Saipan—The Marianas Medicaid program, which has used up all funding for the year, will get an immediate $8.24 million, Congressman Gregorio Kilili Camacho Sablan announced Friday.
Sablan has been working with the federal Centers for Medicare and Medicaid Services address Medicaid funding for the Marianas ever since Super Typhoon Yutu in October caused a speed-up in spending. The Medicaid program provides health care for over 15,000 individuals in the CNMI.
In January, Sablan got the U.S. House of Representatives to increase emergency funding for Marianas Medicaid to $36 million in H.R. 268, a bill to help areas nationwide hit by typhoons, hurricanes, wildfires, and other natural disasters. But that legislation has been hung up in the Senate ever since.
Sablan has also proposed to Health and Human Services Secretary Alex Azar that the $75 million set aside for territories in section 1323 of the Affordable Care Act, or Obamacare, be used to meet immediate needs in the Marianas.

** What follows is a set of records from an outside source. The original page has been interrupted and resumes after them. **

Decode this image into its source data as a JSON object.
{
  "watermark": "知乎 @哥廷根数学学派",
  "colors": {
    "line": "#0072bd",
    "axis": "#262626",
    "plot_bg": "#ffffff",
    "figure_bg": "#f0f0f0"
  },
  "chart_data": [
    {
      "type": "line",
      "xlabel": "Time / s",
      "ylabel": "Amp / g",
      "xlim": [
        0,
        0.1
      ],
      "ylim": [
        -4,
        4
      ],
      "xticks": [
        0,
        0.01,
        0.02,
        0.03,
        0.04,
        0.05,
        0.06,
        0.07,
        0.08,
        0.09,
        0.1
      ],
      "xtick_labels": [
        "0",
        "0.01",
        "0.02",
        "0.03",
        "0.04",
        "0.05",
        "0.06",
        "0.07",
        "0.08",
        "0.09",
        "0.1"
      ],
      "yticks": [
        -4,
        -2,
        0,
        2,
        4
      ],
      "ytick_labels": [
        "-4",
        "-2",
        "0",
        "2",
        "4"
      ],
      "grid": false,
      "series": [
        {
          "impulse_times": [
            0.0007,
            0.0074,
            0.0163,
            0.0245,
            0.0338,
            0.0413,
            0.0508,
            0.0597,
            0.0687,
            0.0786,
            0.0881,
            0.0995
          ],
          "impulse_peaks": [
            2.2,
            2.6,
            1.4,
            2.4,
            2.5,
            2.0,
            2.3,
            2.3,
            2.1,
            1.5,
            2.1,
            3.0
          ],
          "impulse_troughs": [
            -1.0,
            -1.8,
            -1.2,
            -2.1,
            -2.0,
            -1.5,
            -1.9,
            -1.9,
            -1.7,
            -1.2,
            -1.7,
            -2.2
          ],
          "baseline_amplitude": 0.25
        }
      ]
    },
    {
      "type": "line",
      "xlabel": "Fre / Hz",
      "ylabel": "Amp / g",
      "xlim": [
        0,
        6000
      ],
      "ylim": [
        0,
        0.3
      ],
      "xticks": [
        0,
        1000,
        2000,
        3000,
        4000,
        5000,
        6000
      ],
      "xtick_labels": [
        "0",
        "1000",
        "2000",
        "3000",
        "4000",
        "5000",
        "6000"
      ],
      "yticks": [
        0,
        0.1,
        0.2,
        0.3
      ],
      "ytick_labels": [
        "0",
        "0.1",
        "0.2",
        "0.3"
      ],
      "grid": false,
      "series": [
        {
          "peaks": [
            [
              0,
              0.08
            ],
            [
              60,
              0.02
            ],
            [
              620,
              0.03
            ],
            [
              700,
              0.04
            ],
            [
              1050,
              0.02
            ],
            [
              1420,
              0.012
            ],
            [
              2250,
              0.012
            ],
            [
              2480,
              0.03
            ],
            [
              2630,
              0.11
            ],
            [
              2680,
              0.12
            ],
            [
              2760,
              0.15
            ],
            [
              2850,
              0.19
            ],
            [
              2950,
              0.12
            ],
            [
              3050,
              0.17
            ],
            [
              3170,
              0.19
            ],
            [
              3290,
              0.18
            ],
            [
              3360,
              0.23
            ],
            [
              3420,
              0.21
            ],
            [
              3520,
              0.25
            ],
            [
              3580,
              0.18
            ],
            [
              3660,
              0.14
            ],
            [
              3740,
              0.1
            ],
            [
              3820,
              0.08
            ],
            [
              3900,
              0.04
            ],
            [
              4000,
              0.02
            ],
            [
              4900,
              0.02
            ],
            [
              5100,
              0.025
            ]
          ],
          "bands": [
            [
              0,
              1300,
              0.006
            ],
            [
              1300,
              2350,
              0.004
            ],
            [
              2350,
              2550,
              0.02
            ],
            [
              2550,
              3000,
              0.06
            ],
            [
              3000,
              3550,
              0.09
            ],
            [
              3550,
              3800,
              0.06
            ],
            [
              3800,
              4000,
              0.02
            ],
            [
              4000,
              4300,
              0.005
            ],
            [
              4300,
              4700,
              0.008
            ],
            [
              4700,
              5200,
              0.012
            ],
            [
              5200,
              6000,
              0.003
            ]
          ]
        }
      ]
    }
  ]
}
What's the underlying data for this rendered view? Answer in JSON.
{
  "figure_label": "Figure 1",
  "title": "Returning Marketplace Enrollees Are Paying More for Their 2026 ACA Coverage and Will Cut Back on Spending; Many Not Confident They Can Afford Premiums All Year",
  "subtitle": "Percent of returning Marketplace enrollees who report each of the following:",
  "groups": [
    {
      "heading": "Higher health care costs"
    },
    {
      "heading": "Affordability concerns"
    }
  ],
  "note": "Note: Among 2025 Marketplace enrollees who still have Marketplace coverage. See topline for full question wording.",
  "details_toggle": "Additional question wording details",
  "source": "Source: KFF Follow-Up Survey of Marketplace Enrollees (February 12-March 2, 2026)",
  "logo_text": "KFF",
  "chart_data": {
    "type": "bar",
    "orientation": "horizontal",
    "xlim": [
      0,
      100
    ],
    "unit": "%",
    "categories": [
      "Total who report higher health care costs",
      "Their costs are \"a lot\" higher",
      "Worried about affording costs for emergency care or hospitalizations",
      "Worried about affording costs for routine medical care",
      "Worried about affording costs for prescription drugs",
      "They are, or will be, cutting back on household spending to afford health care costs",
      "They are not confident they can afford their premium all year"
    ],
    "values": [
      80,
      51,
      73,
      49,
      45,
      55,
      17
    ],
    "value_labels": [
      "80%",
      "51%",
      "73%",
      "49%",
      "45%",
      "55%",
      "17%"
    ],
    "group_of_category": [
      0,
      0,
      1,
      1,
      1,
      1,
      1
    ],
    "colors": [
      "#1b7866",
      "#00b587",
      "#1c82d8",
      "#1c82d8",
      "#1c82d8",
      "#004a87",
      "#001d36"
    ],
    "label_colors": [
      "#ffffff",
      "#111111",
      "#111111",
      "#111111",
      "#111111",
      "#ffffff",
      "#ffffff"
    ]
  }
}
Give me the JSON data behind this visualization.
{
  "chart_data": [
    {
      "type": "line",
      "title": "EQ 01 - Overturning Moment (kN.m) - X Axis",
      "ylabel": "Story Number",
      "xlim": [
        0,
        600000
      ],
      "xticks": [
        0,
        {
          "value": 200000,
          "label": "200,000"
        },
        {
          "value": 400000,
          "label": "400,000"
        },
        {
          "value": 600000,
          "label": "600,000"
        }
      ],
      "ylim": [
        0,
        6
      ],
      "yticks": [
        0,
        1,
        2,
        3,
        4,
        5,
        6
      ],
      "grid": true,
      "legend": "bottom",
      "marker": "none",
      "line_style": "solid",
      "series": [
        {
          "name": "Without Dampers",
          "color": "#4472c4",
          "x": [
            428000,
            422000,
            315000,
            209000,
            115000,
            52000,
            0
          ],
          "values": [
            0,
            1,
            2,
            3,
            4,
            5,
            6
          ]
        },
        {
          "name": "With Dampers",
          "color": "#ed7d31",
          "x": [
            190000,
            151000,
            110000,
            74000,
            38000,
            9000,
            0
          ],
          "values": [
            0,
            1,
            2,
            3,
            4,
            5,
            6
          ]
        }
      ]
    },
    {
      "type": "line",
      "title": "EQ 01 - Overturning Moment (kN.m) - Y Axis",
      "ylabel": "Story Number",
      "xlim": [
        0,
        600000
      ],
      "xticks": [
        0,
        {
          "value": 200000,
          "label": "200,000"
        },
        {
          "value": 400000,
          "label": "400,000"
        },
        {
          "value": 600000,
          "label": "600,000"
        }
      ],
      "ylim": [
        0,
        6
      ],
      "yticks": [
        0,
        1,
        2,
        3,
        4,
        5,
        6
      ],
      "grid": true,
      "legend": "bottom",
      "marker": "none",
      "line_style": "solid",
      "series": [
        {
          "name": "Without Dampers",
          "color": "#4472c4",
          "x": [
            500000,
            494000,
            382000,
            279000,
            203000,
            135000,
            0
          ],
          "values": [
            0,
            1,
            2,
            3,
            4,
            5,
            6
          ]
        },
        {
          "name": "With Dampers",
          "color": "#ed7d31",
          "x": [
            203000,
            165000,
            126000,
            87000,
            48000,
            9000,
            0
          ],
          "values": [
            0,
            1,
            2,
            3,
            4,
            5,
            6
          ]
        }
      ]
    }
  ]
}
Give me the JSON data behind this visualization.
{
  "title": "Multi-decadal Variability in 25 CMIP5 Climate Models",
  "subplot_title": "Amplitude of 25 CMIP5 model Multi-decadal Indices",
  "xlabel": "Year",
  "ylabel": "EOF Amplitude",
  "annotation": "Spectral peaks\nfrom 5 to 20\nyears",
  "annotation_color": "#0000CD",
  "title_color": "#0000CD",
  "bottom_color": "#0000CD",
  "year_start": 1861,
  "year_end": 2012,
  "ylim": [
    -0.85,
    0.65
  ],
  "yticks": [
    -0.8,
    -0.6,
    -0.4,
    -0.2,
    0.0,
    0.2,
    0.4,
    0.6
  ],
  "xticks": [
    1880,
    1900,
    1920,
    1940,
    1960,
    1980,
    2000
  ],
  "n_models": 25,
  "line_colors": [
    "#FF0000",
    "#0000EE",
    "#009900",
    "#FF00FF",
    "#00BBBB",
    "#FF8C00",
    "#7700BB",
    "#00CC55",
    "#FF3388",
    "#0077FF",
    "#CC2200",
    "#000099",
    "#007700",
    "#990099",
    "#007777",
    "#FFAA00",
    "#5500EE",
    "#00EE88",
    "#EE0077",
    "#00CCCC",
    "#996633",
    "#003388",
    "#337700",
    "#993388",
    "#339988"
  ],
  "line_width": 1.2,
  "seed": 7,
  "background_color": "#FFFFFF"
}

“In the meantime, CMS has informed me that $8.2 million in recovered funds are now available for the Marianas Medicaid program. This means our people can receive the care they need and vendors will get paid,” Sablan said. Medicaid accounts for over one-quarter of the revenue of the Marianas’ only hospital.
“I am very grateful to the hard-working professionals at the Centers for Medicare and Medicaid Services, given how desperate the situation is with our Medicaid program completely out of money. This interim solution is critical, until the Senate acts and while we explore the possibility of using the Affordable Care Act money.”
CMS contacted the Washington congressional office on Wednesday to say the agency was making $8.2 million immediately available for draw-down. The money was recovered from from unspent Medicaid grants to the Marianas from fiscal years 2012 through 2015 and from other previously awarded grant funds, also unspent.
As Vice Chair for Insular Affairs on the House Natural Resources Committee, Congressman Sablan is also putting together a hearing on the Medicaid funding crisis facing all the U.S. insular areas. One-time Affordable Care Act funds for American Samoa, Guam, Puerto Rico, the Virgin Islands and the Marianas will no longer be available after this year. Each jurisdiction will have to make do just with the block grant it received before Obamacare was enacted in 2010.
The Marianas received $109,258,678 from Obamacare. The Marianas annual block grant is only $6,700,000.
“Holding a hearing is one tool we have in Congress to make sure this ‘Medicaid cliff’ at the end of the year gets action,” Sablan said.
“We cannot let anyone forget how many people in the Marianas and all the other insular areas depend on Medicaid for their health care, and how important Medicaid revenue is to the hospital and the other providers everyone in our islands goes to for care.”
Vice Chair Sablan said he expects to announce an exact date for the hearing shortly.